Alas, nothing in today’s movie-land stays minor-key. Chad Stahelski’s “John Wick” has quickly spouted into a three-and-counting series, the latest of which is “John Wick: Chapter 3 – Parabellum.” What was once a taut, minimalist action movie with an appeal predicated on low-expectations and leanness has grown into a franchise with a typically overcooked subtitle and de-rigueur world-building (the film’s press notes reference “the Wickian universe”).
“Parabellum” finds Stahelski, Reeves’ former stunt double who has directed all three films, moving further beyond Wick’s hardboiled origins and into a more extravagant action thriller. In its ever-expanding fictional realm, “Parabellum” isn’t so dissimilar from a superhero movie, only one with way more blood, a much higher body count and, yes, righteously better action scenes.
It starts right where we left off with Reeves’ uber-hitman. He’s on the run in New York having violated the fiercely enforced rules of the High Table, an international assassin’s guild that sets combat protocol for a vast criminal netherworld, including that no “business” should be conducted in the Continental, the Manhattan hotel presided over with panache by its manager, Winston (Ian McShane).
Along with returning co-stars Laurence Fishburne, Lance Reddick and McShane, “Parabellum” is well-stocked in top-flight character actors. No movie that includes Fishburne bellowing “I am the Bowery!” isn’t without its acting pleasures – including Reeves, himself, who has found in Wick a comfortable match for his spare style and powerfully still physical presence. Also added to the mix here is Asia Kate Dillon (“Billions”), as the Adjudicator, sent to arbitrate violators of the High Table’s code.

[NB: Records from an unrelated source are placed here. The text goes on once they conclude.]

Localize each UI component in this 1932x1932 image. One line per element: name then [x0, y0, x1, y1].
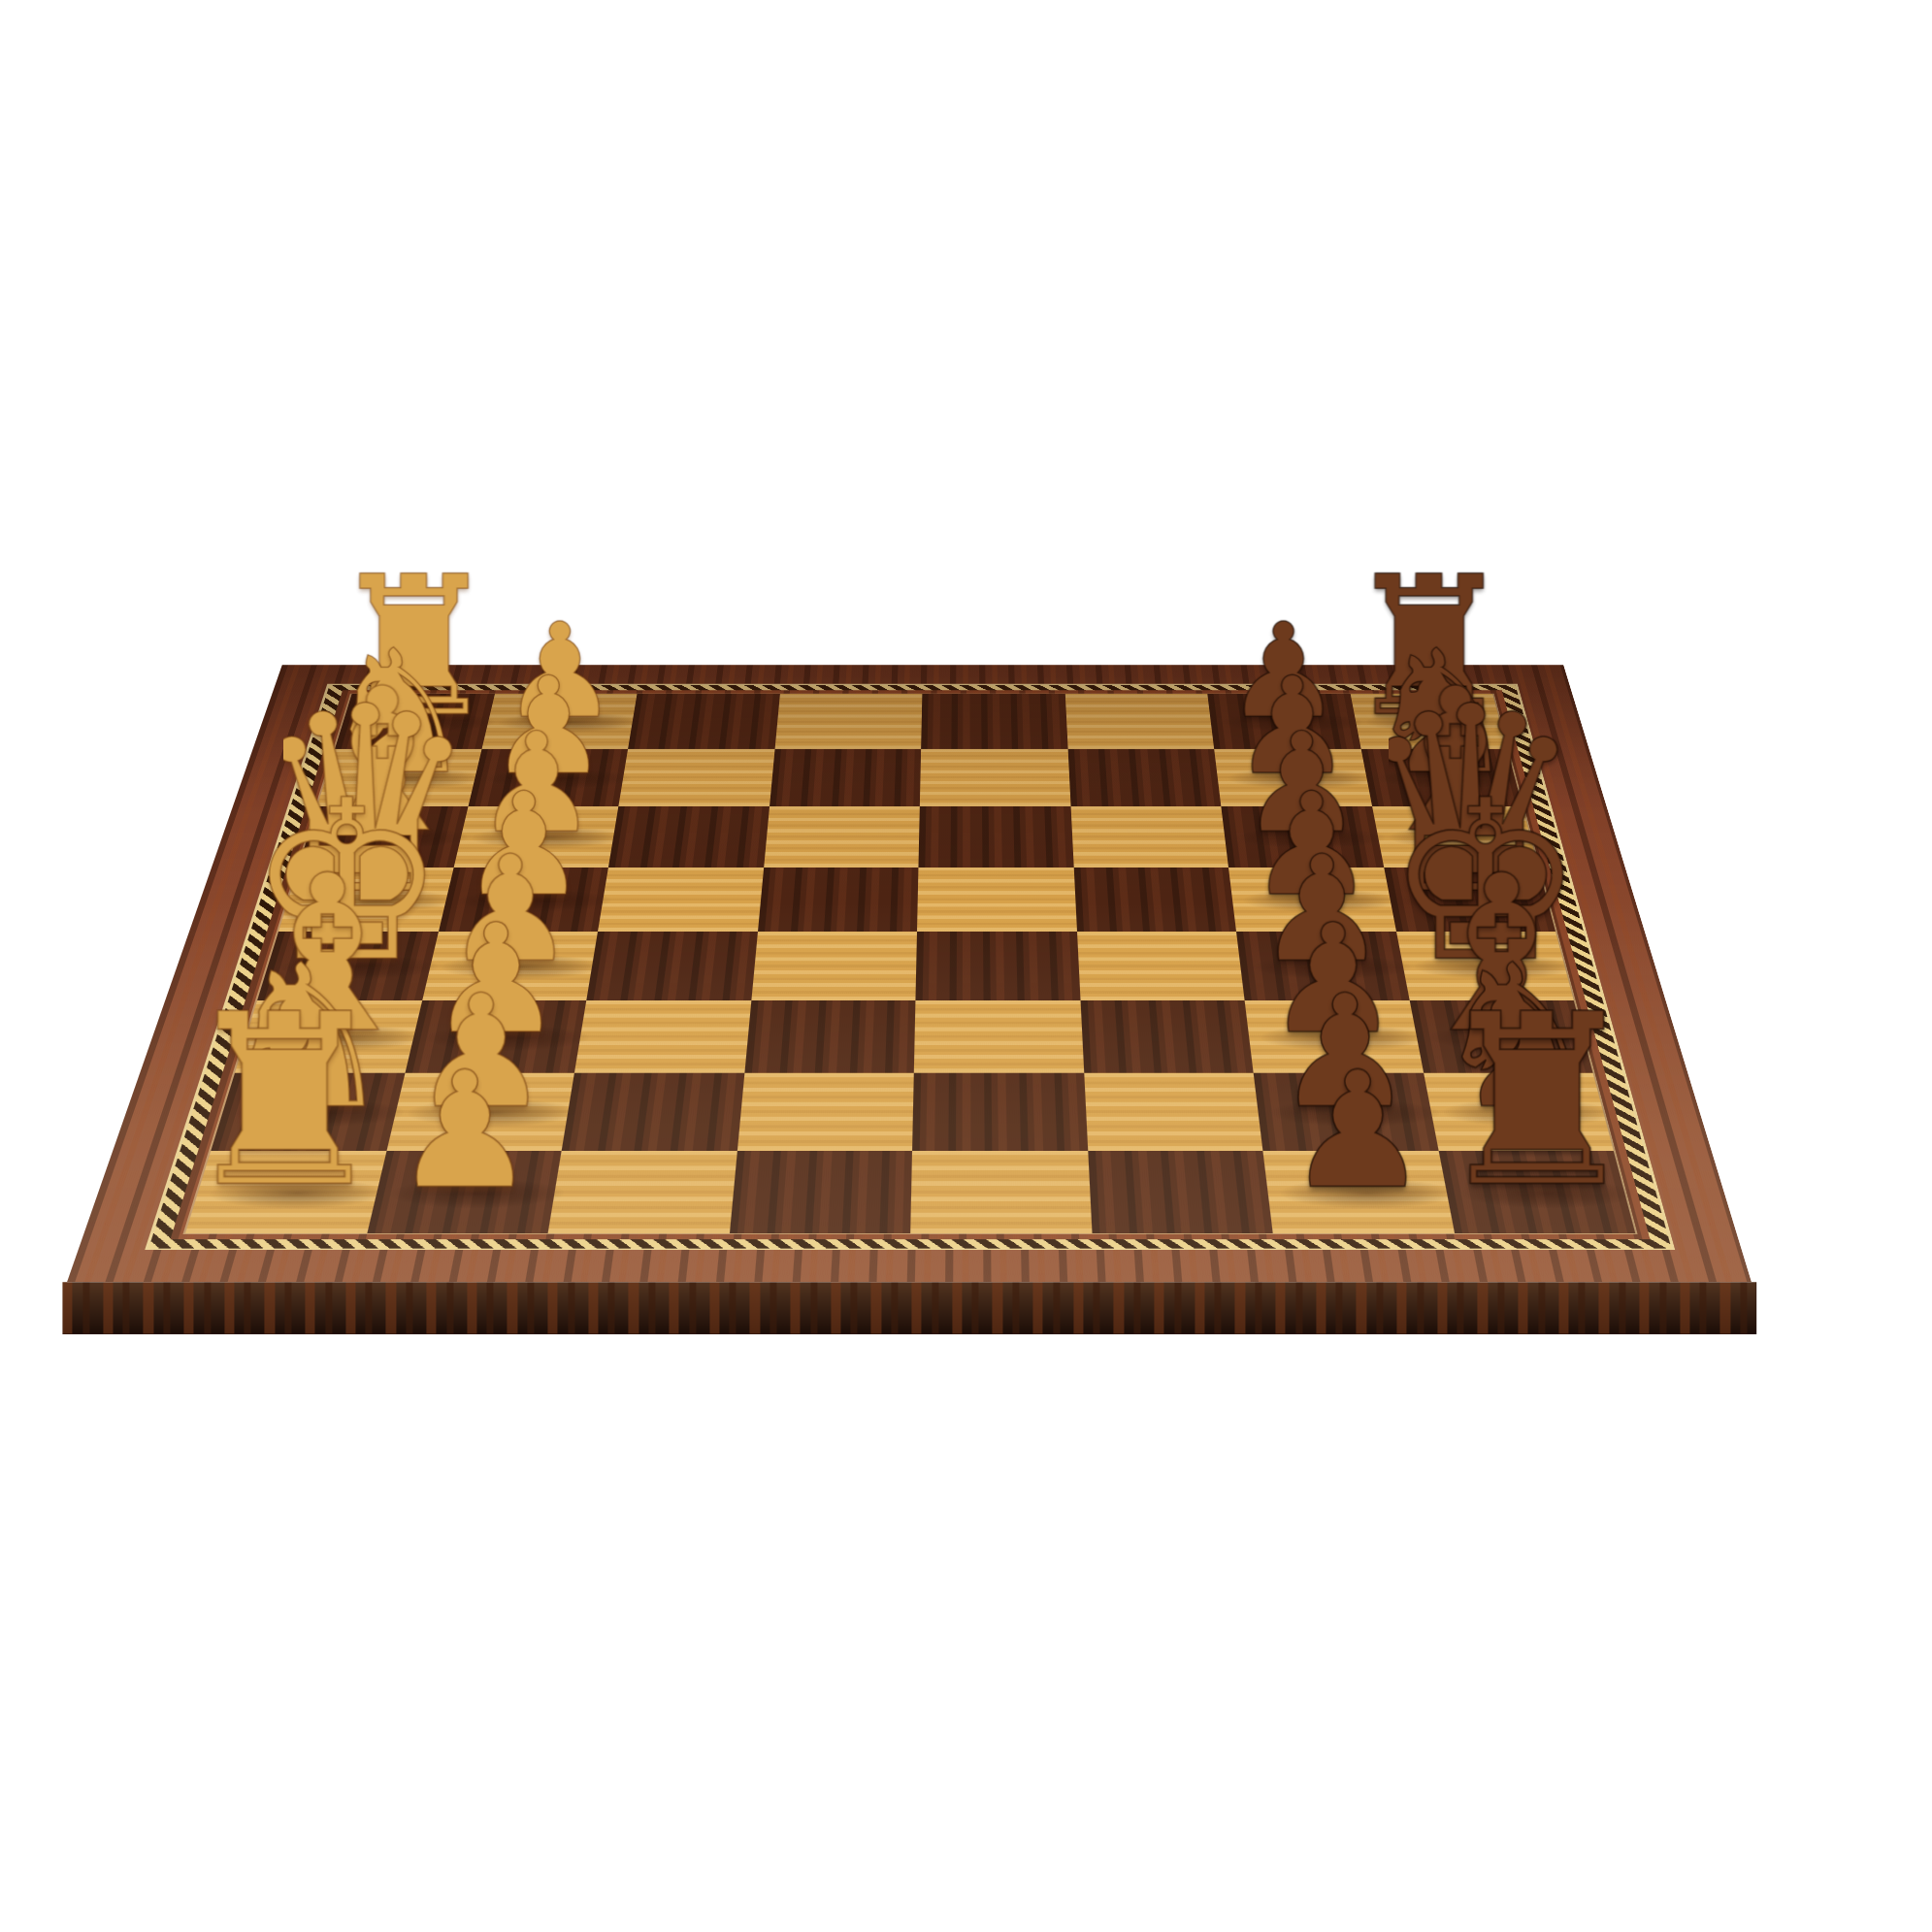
square [1064, 694, 1214, 748]
black-rook: ♜ [1445, 963, 1629, 1199]
square [562, 1073, 744, 1151]
square [628, 694, 779, 748]
square [1084, 1073, 1263, 1151]
square [586, 932, 757, 1000]
square [548, 1151, 737, 1233]
square [1067, 748, 1221, 805]
square [598, 868, 764, 932]
square [618, 748, 774, 805]
square [737, 1073, 913, 1151]
square [744, 1000, 916, 1073]
board-front-edge [62, 1282, 1755, 1333]
square [1080, 1000, 1254, 1073]
square [912, 1073, 1088, 1151]
square [1077, 932, 1245, 1000]
white-pawn: ♟ [373, 1036, 557, 1197]
square [914, 1000, 1084, 1073]
square [915, 932, 1080, 1000]
square [921, 694, 1067, 748]
square [758, 868, 919, 932]
square [910, 1151, 1092, 1233]
square [770, 748, 922, 805]
black-pawn: ♟ [1265, 1036, 1450, 1197]
chess-board: ♜♟♟♜♞♟♟♞♝♟♟♝♛♟♟♛♚♟♟♚♝♟♟♝♞♟♟♞♜♟♟♜ [67, 665, 1752, 1282]
square [729, 1151, 912, 1233]
white-rook: ♜ [193, 963, 377, 1199]
perspective-camera: ♜♟♟♜♞♟♟♞♝♟♟♝♛♟♟♛♚♟♟♚♝♟♟♝♞♟♟♞♜♟♟♜ [0, 0, 1932, 1932]
square [574, 1000, 751, 1073]
square [751, 932, 917, 1000]
square [917, 868, 1077, 932]
square [1073, 868, 1236, 932]
square [1088, 1151, 1273, 1233]
square [920, 748, 1070, 805]
product-photo-scene: ♜♟♟♜♞♟♟♞♝♟♟♝♛♟♟♛♚♟♟♚♝♟♟♝♞♟♟♞♜♟♟♜ [0, 0, 1932, 1932]
square [774, 694, 922, 748]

But most come to the “John Wick” films for the hyperkinetic videogame action sequences. With a seamless mix of CGI and stunt work, Stahelski fluidly choreographs ballets of bullets and endless violent encounters across a grim cityscape.
There is no doubt that these sequences are quite easily, in form and execution, a cut above what most any other action film is currently doing. But “Parabellum” often squanders its finesse by resorting, countless times, to execution-like killings. As the body count swells, the relentless sound of gun blasts, and the occasional knife stuck in a skull, begins to pulverize. Fans will surely eat it all up, but the “John Wick” films have nothing to say about gun violence despite its absurd abundance.
As laudable as the filmmaking is here, it’s an abdication – and one that’s hard to fathom, given the parade of shootings today – that sullies the whole enterprise.